添い寝は日替わり交代制!?
9.飲まなくても済む方法

 マンションに帰りますと連絡したくても、連絡先を知らなかったことに気づいた。
 そもそも『帰ります』って!!

 と、とにかく連絡先を交換しないと一緒に住むには不便だと悟った。

 鍵を持ってはいるんだけど、勝手に入るのは気が引けてインターフォンを押す。

「はい………。…………ッ!
 少し待ってから来てください。」

 明らかに動揺している声色。
 やっぱり早く来過ぎたのかな。

 後悔の渦に飲み込まれそうになって突っ立っていると、心春の前のドアが開いた。

「すみません。お待たせしました。」

 佐々木課長の顔を見た途端に陽菜の言葉を思い出す。

「佐々木課長は心春のこと好きなんだって!」

 いやいやいやいや。

「酔った時しか優しくなくて、それでも酔わせたくないなら、名前呼びすればいいんじゃない?」

 いやいやいやいや。

 どんどん今、思い出しちゃいけない会話を思い出してしまって顔が赤くなる。

「どうしました?
 とにかく何か入ってください。
 お友達との話し合いはどうなりましたか?」

 優しく腕をつかまれて部屋にいざなわれ確信した。

 さっきの『少し待って』はお酒を飲む時間だったんだ。

 思った通り、シンクの脇に缶ビールが置いてある。
 きっと中身は空で前みたいにすごい勢いで飲んだんだろう。

「ごめんなさい。
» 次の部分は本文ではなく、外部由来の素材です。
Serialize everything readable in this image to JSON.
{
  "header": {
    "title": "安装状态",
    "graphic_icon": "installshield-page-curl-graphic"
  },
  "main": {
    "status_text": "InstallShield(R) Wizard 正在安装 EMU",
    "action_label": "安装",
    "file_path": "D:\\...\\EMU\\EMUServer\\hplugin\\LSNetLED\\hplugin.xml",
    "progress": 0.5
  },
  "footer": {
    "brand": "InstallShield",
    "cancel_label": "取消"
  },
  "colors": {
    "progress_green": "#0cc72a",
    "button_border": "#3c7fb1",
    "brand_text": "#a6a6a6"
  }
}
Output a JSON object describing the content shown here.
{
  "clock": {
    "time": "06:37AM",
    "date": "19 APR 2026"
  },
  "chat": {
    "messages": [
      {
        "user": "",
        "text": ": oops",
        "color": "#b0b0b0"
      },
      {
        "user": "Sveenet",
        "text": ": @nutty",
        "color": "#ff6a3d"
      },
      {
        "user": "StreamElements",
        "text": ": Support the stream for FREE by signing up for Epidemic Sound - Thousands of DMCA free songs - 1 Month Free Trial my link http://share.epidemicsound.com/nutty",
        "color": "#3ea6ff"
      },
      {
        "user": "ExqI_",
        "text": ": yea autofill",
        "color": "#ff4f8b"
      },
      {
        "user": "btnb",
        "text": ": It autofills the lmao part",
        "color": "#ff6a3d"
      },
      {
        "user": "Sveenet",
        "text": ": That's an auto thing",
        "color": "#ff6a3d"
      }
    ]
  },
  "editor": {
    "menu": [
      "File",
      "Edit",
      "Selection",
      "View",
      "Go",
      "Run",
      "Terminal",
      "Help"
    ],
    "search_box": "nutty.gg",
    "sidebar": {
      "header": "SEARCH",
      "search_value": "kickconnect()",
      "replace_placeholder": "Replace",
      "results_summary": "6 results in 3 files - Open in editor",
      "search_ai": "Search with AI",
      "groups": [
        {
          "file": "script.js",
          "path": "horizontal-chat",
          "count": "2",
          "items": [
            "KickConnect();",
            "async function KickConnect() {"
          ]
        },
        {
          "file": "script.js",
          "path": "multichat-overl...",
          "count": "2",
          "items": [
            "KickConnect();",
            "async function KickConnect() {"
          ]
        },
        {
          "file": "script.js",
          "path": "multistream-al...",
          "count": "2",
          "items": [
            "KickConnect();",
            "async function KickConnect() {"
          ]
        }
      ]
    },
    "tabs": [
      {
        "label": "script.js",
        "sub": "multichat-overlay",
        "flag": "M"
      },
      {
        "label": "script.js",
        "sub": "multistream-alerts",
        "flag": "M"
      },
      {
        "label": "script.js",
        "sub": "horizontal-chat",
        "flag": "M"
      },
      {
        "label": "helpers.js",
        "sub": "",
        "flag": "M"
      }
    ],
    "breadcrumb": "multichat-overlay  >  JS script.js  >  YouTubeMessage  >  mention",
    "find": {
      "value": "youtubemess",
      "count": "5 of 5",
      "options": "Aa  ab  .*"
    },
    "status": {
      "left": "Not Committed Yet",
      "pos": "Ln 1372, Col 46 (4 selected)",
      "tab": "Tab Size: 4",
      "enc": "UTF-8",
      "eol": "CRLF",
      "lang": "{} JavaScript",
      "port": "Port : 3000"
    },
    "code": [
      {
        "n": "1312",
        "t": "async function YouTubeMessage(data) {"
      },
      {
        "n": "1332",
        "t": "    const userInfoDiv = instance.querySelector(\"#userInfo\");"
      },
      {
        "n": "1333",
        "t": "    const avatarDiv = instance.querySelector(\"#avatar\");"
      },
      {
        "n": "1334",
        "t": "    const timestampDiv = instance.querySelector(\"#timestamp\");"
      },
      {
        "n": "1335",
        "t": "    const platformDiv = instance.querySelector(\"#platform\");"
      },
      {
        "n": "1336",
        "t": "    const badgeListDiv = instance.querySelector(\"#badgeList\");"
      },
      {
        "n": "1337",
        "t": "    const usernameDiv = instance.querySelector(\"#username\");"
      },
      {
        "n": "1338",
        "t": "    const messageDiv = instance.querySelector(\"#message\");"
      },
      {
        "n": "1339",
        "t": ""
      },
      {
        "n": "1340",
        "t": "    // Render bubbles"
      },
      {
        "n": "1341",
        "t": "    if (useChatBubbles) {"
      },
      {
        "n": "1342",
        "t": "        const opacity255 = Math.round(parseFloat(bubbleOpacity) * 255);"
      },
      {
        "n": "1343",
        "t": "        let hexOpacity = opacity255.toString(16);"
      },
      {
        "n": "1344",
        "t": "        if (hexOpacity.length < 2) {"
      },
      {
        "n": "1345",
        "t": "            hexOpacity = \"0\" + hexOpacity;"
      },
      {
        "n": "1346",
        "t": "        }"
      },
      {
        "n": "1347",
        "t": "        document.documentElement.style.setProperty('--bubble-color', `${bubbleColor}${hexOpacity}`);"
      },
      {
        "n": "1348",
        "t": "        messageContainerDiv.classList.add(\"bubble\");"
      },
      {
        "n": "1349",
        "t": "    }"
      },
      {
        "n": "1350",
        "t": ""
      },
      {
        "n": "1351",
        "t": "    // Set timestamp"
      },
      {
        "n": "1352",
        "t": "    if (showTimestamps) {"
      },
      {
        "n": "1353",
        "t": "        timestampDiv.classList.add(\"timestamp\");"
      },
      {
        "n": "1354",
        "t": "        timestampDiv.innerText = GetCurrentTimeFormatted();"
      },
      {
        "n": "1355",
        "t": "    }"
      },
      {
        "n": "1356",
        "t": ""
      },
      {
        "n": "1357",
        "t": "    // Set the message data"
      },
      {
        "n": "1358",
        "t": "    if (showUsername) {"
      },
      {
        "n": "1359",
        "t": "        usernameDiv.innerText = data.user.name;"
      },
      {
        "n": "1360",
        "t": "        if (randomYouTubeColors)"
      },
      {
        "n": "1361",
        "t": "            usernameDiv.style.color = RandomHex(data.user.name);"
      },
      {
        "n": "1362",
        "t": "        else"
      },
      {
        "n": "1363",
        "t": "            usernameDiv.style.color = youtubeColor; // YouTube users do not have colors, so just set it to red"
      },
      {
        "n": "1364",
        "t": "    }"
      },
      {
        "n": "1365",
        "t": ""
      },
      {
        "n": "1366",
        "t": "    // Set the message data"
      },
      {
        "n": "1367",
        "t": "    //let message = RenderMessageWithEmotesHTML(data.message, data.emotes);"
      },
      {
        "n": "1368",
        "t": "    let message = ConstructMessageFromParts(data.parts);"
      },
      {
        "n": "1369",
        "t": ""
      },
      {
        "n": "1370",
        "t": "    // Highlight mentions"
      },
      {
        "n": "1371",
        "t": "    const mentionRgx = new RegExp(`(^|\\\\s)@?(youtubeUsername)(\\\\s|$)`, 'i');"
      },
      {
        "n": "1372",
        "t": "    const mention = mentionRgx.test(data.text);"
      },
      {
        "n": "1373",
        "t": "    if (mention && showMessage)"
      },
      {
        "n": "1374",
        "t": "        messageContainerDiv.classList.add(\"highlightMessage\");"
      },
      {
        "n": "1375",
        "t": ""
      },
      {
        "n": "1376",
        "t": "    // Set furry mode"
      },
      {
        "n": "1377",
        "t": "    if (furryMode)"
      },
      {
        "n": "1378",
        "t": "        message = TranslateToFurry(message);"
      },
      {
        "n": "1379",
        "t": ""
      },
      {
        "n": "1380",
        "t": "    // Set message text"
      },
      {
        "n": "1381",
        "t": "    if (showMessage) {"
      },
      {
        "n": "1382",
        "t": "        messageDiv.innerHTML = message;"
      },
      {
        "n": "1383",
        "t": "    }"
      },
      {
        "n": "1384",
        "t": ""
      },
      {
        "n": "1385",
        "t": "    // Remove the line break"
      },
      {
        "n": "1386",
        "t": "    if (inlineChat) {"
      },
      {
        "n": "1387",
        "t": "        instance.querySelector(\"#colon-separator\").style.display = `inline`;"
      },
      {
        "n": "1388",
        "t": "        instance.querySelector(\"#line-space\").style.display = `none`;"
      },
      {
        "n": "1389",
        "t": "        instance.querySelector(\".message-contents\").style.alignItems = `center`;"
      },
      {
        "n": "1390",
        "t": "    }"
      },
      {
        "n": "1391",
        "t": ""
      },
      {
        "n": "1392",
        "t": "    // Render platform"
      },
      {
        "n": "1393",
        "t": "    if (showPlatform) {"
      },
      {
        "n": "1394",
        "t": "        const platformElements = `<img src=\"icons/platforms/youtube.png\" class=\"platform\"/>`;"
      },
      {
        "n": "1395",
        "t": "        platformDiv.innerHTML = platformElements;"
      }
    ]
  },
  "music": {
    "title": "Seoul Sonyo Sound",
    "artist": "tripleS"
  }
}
」

「え?」

「また私のために無理して飲まれたんですよね?」

 佐々木課長の視線が缶ビールに向かって、心春の真意が伝わったようだ。

「無理はしていません。」

「でも!!!」

 飲ませてると思う度に申し訳なくなる。

 何か伝えなきゃと思うのに、佐々木課長に向けていた視線を下におろしてしまった。